Chris Lee, head of travel, BarclaysThere has been a great deal of talk of late about the difficult market conditions and whether or not there will be a recession. The level of financial activity within the travel sector, however, is strong.

As I predicted in Travel Weekly nine months or so ago, the demise of the vast majority of ATOL bonds in favour of the ATOL Protection Contribution has produced a flurry of merger and acquisition activity as bank credit lines, previously taken up by bonds, have been put to new use.

I am aware of a number of such deals being pursued at the moment across a number of travel companies of varying sizes.

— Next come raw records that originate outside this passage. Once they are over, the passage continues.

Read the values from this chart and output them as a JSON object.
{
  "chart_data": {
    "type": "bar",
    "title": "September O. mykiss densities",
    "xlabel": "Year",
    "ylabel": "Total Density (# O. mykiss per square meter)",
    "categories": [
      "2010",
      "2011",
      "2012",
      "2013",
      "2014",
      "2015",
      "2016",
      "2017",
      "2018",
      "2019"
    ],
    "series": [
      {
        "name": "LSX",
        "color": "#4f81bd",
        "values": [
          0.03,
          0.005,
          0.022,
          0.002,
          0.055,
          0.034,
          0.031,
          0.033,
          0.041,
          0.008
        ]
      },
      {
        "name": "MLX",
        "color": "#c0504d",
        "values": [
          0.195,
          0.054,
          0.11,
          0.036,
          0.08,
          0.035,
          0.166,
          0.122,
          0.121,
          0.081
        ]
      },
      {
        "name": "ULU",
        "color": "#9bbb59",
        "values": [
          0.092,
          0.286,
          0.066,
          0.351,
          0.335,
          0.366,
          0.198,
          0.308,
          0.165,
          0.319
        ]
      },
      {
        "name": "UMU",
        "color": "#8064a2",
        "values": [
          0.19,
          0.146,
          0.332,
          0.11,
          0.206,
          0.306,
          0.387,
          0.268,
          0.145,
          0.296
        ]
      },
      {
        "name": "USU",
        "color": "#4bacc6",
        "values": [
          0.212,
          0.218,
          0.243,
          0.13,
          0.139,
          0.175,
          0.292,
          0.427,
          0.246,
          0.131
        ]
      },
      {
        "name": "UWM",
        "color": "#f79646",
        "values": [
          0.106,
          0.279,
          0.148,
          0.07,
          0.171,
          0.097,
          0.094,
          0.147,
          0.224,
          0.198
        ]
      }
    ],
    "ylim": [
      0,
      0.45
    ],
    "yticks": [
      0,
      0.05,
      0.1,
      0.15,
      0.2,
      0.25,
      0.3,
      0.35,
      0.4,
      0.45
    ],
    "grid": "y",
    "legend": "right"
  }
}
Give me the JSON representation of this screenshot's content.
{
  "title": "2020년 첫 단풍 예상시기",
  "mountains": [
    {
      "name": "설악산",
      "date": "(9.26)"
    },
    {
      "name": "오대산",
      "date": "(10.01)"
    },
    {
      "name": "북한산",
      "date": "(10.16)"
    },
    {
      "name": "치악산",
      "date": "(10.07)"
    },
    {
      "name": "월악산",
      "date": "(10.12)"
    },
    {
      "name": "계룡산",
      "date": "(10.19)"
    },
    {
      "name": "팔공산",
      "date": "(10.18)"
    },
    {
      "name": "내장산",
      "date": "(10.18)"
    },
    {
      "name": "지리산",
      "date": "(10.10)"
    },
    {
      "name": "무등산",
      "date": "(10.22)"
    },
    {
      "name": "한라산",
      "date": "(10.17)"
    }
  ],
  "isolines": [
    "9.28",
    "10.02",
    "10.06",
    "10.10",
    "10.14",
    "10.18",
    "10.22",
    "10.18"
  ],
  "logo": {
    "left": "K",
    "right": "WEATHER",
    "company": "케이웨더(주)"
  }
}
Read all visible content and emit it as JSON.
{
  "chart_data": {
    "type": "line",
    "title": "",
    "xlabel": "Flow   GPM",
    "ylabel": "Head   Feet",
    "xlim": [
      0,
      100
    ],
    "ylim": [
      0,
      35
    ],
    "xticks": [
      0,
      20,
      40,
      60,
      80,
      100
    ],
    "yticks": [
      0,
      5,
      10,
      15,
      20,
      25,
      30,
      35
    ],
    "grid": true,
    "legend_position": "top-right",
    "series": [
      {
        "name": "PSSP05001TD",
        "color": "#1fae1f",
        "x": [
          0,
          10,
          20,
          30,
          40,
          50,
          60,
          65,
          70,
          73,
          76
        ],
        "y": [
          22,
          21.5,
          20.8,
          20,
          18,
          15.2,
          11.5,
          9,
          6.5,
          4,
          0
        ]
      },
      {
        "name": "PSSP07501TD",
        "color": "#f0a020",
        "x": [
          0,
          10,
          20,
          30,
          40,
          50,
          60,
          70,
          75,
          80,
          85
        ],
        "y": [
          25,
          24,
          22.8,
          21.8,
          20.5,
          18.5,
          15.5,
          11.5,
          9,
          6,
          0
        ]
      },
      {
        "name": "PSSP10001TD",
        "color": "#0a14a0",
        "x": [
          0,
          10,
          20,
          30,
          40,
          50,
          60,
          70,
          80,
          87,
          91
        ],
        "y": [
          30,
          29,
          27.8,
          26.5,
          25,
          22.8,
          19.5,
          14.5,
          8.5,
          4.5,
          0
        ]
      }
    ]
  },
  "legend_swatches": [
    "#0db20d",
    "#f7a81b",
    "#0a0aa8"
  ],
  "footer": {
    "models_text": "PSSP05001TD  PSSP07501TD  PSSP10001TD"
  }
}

There is also plenty of evidence of such lending capacity being used to fund organic growth.

For example, Gold Medal has just announced it has arranged a war chest facility of £38 million to fund possible future acquisitions and organic growth, while the Air Travel Trust recently raised £60 million in bank funding to assist with the replacement of the majority of ATOL bonds with the APC levy.

The merger of the big four into the big two appears to be successful so far with the travel sector now represented within the FTSE 100. The number of Alternative Investment Market and Plus Market-listed companies is also expanding with the likes of Travelzest, Western and Oriental, All Leisure Group, and Alpha Prospects all listing over the last couple of years.

Venture capital and private equity firms are active in travel at present and companies such as Travel Republic feature prominently in the Sunday Times Fast Track list of growing businesses, while Flight Centre is in the 100 Best Companies to Work For list.

The cruise sector is also trading at high sales levels with passengers from the UK set to hit record numbers, even if the price of fuel is causing pressure on margins.